Much of my day at work is spent on the computer, so by the time I get home at night, my eyes are often burning so badly I have trouble reading. All I want to do is close my eyes.
“I’m not tired,” I explain to my fiance when he mocks me for going to bed at nine-thirty. “But my eyes hurt so bad.”
Obviously, I have not been blinking enough.
Part of the problem, too, is that it’s so dry here in Minneapolis. So, so dry. My hands crack and bleed no matter how much lotion I rub into them. The static is so bad that my hair crackles with electricity, and I go to the bathroom in the dark because I’m afraid to flip the light switch and get shocked. So no wonder my eyes are getting dry!
I know it’s probably not good for my eyes that I am constantly on my computer, or reading, or reading something on my computer. But what else can I do? I’m a writer. My life is reading and writing. Is it the fate of writers to go around with bloodshot, burning eyes? I’d rather not.

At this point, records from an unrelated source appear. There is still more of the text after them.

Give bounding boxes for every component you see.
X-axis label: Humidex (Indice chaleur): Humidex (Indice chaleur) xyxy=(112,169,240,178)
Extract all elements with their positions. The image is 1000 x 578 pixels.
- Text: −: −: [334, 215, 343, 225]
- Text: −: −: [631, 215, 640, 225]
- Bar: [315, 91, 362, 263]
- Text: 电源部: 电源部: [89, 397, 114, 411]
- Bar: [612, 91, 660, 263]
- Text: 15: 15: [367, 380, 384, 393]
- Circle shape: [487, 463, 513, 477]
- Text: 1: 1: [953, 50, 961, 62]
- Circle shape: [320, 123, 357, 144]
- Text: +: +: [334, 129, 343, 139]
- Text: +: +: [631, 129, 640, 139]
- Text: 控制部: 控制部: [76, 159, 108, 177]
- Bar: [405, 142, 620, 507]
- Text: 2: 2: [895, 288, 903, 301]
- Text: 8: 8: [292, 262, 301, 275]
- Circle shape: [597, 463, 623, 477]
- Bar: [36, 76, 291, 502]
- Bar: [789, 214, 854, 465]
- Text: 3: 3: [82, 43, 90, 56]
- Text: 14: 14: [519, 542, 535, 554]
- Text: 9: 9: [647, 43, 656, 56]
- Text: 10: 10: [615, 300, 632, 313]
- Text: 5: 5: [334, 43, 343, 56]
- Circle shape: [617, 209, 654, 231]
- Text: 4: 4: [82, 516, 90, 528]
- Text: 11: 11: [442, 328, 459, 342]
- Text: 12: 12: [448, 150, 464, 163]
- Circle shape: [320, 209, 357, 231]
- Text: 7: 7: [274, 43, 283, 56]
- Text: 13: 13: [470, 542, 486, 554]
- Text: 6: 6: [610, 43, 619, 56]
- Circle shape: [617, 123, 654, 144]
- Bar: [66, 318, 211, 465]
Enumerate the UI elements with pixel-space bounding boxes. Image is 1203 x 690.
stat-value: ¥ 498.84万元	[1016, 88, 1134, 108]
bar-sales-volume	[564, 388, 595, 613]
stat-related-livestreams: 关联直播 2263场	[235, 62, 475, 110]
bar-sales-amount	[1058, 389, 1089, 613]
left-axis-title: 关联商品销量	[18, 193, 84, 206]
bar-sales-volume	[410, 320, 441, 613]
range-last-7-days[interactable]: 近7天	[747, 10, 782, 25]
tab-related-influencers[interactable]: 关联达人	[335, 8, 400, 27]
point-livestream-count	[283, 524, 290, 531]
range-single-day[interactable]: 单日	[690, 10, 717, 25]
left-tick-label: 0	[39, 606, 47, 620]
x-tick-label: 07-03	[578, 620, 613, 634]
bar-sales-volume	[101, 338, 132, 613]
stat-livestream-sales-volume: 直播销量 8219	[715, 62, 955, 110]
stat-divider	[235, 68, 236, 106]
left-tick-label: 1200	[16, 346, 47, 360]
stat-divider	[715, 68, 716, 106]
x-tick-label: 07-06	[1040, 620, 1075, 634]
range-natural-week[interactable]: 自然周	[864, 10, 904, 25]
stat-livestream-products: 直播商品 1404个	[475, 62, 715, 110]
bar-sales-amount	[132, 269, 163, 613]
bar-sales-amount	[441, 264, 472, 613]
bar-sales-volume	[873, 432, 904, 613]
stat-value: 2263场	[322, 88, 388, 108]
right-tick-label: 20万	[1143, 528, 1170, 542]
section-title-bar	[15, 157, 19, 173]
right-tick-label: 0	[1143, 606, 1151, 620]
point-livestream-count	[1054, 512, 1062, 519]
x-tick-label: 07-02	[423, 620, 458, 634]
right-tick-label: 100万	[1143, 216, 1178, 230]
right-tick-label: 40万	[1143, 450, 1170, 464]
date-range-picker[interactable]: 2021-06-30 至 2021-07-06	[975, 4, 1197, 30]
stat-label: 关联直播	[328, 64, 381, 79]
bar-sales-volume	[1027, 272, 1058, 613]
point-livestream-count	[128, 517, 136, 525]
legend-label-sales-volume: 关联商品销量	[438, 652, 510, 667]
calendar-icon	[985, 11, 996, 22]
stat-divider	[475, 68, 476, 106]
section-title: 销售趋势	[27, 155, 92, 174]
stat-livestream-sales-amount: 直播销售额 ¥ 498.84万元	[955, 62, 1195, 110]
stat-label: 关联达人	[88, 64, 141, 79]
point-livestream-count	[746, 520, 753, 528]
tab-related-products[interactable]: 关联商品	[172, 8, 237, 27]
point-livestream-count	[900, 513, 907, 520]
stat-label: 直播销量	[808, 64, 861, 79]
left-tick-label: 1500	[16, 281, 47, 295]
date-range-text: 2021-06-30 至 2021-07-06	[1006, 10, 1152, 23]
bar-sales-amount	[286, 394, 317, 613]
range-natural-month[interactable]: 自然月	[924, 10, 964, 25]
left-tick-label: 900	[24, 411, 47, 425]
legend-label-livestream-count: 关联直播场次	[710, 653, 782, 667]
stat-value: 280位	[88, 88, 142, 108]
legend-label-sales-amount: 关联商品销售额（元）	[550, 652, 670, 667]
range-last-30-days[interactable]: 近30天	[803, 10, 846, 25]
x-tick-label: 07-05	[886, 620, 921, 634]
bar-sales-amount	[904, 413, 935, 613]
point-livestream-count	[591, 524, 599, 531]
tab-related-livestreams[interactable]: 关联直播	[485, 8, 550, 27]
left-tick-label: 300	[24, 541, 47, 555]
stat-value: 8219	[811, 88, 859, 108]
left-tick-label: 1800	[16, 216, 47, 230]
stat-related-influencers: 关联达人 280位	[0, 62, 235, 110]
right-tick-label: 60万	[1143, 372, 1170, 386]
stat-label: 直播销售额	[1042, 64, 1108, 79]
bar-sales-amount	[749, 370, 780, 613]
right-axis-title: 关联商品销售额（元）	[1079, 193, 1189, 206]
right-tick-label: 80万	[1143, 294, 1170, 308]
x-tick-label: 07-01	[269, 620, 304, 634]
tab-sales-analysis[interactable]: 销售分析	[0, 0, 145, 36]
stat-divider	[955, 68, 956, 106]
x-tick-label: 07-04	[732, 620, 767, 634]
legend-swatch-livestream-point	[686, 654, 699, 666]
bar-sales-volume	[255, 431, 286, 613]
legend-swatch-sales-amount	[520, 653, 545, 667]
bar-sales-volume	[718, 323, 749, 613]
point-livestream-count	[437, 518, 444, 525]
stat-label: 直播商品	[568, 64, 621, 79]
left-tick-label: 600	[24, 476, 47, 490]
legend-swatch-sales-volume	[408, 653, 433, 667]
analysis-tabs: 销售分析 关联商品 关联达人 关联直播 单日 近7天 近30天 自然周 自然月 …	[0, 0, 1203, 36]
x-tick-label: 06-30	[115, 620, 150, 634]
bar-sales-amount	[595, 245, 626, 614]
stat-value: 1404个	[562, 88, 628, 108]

So, here are my SOLUTIONS FOR MY BURNING EYES:
1. Remind myself to blink. Sounds dumb, but I think it helps.
2. Take breaks from the computer to stretch, take a quick walk, do something that doesn’t involve screens or pages. (This is good for the rest of my body in addition to my eyes.)
3. Get a humidifier for the apartment and eye drops for my eyes.
I hope these things help because I like my daily routine. I like writing in the morning and reading at night. But I’d like to do these activities with eyes that are healthy and full of moisture. Wish me luck! And let me know if you have any suggestions of your own.